SUPPORT NETWORK: Together Sally McAlistair, Deb DeHamer, Klytie Cannavo, Julie Jones, Claudine Binet and Mary Ryan attended the meeting for concerned family, friends and members of the community regarding the closure of the Stanthorpe Nursing Home yesterday.
SUPPORT NETWORK: Together Sally McAlistair, Deb DeHamer, Klytie Cannavo, Julie Jones, Claudine Binet and Mary Ryan attended the meeting for concerned family, friends and members of the community regarding the closure of the Stanthorpe Nursing Home yesterday. Emma Boughen

Elderly kicked out of nursing home for Christmas

THE Stanthorpe Nursing Home will shut its doors on December 11, displacing 35 residents and leaving 65 people without a job just two weeks before Christmas.

Julie Jones, who moved to the Granite Belt four years ago to be closer to family, is concerned about the future of her 96-year-old high-care father.

"The stress of moving him at this age could be detrimental," she said.

"I was Dad's carer for 17 years, but brought him with me so I could still visit him every day.

"Now I wish I had left him on the coast."

Residents' families were given the news and a letter at a Monday morning meeting, then were called in again yesterday.

"As soon as I received the phone call on Friday I had a gut feeling something was wrong," Julie said.

"I was just stunned. I couldn't believe it... For me the worst part was looking around the room and seeing all of the residents' faces drop and not a soul said why," she said.

An accident in 1994 left Toby Hall bound to a wheelchair, his right leg 7cm shorter than his left. He also has severe dementia.

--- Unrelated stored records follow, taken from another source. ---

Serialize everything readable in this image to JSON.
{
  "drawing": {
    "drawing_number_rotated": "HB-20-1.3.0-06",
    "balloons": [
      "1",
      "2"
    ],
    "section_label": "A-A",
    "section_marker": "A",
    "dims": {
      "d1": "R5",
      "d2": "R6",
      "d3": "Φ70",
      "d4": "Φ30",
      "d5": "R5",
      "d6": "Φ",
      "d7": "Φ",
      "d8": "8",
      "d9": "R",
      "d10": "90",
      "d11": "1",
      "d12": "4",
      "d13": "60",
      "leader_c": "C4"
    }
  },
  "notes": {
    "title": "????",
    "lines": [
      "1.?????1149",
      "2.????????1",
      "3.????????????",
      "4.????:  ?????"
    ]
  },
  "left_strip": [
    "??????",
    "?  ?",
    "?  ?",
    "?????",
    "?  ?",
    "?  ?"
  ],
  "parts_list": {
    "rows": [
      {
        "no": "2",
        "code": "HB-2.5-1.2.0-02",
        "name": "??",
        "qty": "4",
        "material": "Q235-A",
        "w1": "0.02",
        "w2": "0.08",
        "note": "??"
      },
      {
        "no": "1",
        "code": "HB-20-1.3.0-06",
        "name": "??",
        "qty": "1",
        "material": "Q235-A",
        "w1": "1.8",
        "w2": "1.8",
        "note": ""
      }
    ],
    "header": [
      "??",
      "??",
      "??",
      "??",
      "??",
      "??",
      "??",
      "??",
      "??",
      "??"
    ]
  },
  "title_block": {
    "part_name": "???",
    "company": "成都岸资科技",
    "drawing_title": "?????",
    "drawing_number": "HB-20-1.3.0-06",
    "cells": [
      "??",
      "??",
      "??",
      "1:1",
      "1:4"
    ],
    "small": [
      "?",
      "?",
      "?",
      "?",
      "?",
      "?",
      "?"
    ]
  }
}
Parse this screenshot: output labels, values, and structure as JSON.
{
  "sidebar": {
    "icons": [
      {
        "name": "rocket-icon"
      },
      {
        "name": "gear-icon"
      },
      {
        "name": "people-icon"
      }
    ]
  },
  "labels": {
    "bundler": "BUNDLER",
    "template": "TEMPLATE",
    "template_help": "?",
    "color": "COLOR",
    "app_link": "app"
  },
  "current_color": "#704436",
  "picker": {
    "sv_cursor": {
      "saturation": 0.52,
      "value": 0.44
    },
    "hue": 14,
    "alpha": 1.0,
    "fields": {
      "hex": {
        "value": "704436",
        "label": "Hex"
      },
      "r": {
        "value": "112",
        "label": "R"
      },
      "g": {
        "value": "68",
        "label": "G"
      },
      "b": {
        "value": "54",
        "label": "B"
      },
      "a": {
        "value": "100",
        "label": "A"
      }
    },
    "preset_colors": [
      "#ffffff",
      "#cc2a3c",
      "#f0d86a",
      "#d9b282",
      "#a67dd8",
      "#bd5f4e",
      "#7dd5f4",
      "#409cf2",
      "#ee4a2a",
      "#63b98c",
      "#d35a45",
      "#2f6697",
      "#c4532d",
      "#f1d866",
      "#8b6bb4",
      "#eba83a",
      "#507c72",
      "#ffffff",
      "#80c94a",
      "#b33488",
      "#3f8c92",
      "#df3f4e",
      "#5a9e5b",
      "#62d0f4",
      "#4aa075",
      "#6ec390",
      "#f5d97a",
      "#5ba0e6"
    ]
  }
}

The letter said that after 46 years the home "was too old, too small and uneconomic".

"We will help every resident find alternative accommodation at other services in Stanthorpe and the Southern Downs. We have spoken with the other operators and they are happy to assist," the letter read.

"No resident will miss out. We will find suitable alternative accommodation and services for all our residents."

Director of nursing Marinna Klemm said even though the home had undergone many upgrades "changing aged care expectations, and increasing costs have had their impacts on small rural aged care services".

"The board of Stanthorpe Nursing Home has done some serious consultation and feasibility testing, including refurbishment and financial planning ... the decision is influenced by macroeconomic conditions, community and industry expectations, competition, government regulations, policies, funding and the cost of compliance with legislative requirements," she said.

Southern Downs Regional Council Mayor Peter Blundell said the situation "was most unfortunate".

"The Stanthorpe Nursing Home has been a very important part of the community for a long period of time and it will be sorely missed if it does shut its doors permanently," he said.

"The best action for council at the moment is to try and talk to like providers, both locally and further afield, to see whether there's the opportunity for such providers to be able to accommodate some of the residents or to be able to provide employment for the staff of the facility."

Cr Blundell said finding accommodation for the displaced residents was the next challenge.

"Most facilities that offer that type of accommodation have waiting lists or are fully subscribed so there will be some challenges in trying to find appropriate accommodation for residents," he said.

"I don't think that the community is any less attractive to potential residents... however it is a loss to the community to have 36 beds less of the type of accommodation that Stanthorpe Nursing Home provides."

Representatives from the SDRC will meet with nursing home staff on Thursday to discuss the closure, and steps forward. Lawrence Springborg will meet with staff on Friday.

The Stanthorpe Community Op Shop is organising a meeting for affected and interested community members.